1. Profit and dividend growth
How fast have earnings per share (eps) and dividend risen at each firm over the last five years?
Diageo |
SABMiller |
AG Barr |
|
5-year average eps growth |
7.7% |
6.5% |
5.9% |
5-year average dividend growth |
6.3% |
9.1% |
7.4% |
There are some slight differences, but the picture is clear: earnings growth has been significantly above inflation, and shareholders have enjoyed a dividend income that’s risen in real terms.
2. How profitable?
All three of these companies trade at a premium valuation, and have done for many years. One of the main reasons for this is that they are very profitable, as these figures show:
2014/15 |
Diageo |
SABMiller |
AG Barr |
Operating margin |
22.8% |
20.5% |
16.1% |
Return on capital employed |
11.1% |
10.9% |
21.1% |
The differences here are interesting: while Diageo and SABMiller both boast superior operating margins, Barr’s superior return on capital employed (ROCE) suggests it may ultimately be a better business for shareholders. ROCE measures the return on shareholder fund and debts generated by a business. A return in excess of 20% is impressive.
3. What’s next?
We’ve seen how these three drinks firms have performed over the last five years, but what about the future?

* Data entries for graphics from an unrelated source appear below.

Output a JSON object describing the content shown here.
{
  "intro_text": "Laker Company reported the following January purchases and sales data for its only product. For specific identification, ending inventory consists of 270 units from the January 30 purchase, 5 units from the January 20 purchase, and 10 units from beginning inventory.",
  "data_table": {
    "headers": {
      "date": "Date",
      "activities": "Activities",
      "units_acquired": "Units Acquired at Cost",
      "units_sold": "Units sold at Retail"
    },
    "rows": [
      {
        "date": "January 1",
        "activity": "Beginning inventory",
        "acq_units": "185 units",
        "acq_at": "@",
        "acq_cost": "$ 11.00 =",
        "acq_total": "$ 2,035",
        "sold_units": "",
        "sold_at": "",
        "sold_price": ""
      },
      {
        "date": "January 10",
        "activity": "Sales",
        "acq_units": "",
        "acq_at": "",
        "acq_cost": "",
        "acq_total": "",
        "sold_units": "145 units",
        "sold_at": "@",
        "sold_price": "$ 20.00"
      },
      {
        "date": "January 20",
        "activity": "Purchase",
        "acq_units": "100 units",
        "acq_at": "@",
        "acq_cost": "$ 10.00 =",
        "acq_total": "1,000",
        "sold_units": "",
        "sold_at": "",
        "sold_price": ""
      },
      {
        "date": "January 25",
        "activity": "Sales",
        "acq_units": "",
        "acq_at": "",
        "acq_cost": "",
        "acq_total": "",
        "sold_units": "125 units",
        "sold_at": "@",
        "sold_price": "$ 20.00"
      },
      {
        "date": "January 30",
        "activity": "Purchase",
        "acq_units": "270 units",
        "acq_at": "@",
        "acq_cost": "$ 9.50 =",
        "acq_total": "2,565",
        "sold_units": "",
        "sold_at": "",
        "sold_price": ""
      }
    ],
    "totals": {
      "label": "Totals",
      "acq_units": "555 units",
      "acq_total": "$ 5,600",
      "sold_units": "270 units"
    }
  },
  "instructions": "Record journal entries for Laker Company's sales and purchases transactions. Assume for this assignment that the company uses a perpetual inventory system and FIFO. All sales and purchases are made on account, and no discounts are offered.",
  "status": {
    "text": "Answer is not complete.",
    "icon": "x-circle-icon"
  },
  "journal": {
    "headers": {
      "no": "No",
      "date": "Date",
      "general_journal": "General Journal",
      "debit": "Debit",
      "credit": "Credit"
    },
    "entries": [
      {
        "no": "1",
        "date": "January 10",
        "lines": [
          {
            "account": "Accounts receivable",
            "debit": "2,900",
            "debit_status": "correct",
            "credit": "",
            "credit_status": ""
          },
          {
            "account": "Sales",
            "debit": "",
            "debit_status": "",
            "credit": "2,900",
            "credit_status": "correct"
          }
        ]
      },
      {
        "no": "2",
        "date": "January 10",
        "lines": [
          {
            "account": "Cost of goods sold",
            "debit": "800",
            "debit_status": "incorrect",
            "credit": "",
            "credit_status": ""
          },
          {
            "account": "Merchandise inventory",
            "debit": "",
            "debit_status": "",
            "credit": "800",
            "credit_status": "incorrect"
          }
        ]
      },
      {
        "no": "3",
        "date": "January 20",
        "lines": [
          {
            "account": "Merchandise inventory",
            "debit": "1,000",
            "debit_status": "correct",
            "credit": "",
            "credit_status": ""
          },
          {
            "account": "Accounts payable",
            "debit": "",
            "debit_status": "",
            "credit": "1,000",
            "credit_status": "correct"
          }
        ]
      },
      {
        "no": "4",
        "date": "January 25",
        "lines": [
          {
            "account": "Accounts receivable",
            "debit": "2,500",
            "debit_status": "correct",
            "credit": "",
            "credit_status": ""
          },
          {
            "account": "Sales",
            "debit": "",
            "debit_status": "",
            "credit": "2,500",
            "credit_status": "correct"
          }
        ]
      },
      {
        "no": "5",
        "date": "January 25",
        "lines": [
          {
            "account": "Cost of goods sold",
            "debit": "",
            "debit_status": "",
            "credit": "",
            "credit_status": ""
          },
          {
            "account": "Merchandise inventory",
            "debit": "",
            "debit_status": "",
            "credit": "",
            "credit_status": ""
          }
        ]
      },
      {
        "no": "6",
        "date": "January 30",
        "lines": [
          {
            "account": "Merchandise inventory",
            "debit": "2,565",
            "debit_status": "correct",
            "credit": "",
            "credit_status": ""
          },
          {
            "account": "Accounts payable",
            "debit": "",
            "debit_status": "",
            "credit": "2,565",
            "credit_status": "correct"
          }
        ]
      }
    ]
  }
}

Currency headwinds and slowing emerging market growth have impacted on Diageo and SABMiller’s performance, while Barr’s UK focus has helped it maintain momentum as our economy has started to recover.

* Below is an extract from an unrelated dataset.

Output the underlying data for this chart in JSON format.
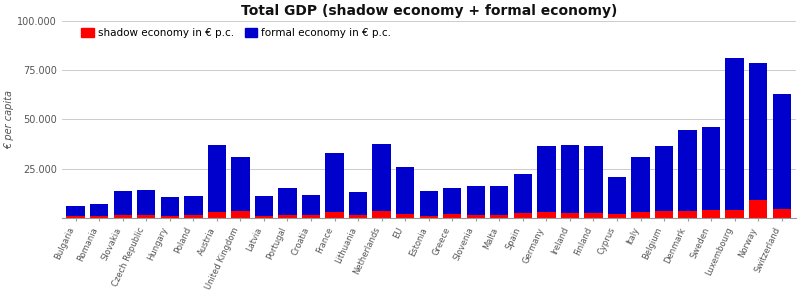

These trends look likely to continue over the next two years, based on the latest City forecasts:
Diageo |
SABMiller |
AG Barr |
|
2015/16 forecast eps growth |
-7.5% |
+6.3% |
+9.5% |
2016/17 forecast eps growth |
+9.1% |
+4.4% |
+7.4% |
I remain bullish on Barr: although the firm warned this week that price deflation in the UK could put pressure on revenue growth, I don’t believe this will derail Barr’s attractive long-term story.
Today’s best buy
Barr has one other advantage over its two larger peers — it has net cash, whereas both SABMiller and Diageo are burdened with high levels of debt. These firms’ high profit margins have meant that this hasn’t been a problem historically, but it is an additional risk.
All three companies trade on a forecast P/E of about 20 and offer prospective yields of between 2% and 3% — these aren’t cheap stocks.
However, I believe that all three should continue to deliver solid returns for investors, thanks to their strong brands and the sticky nature of their products — people are loyal to their favoured drinks.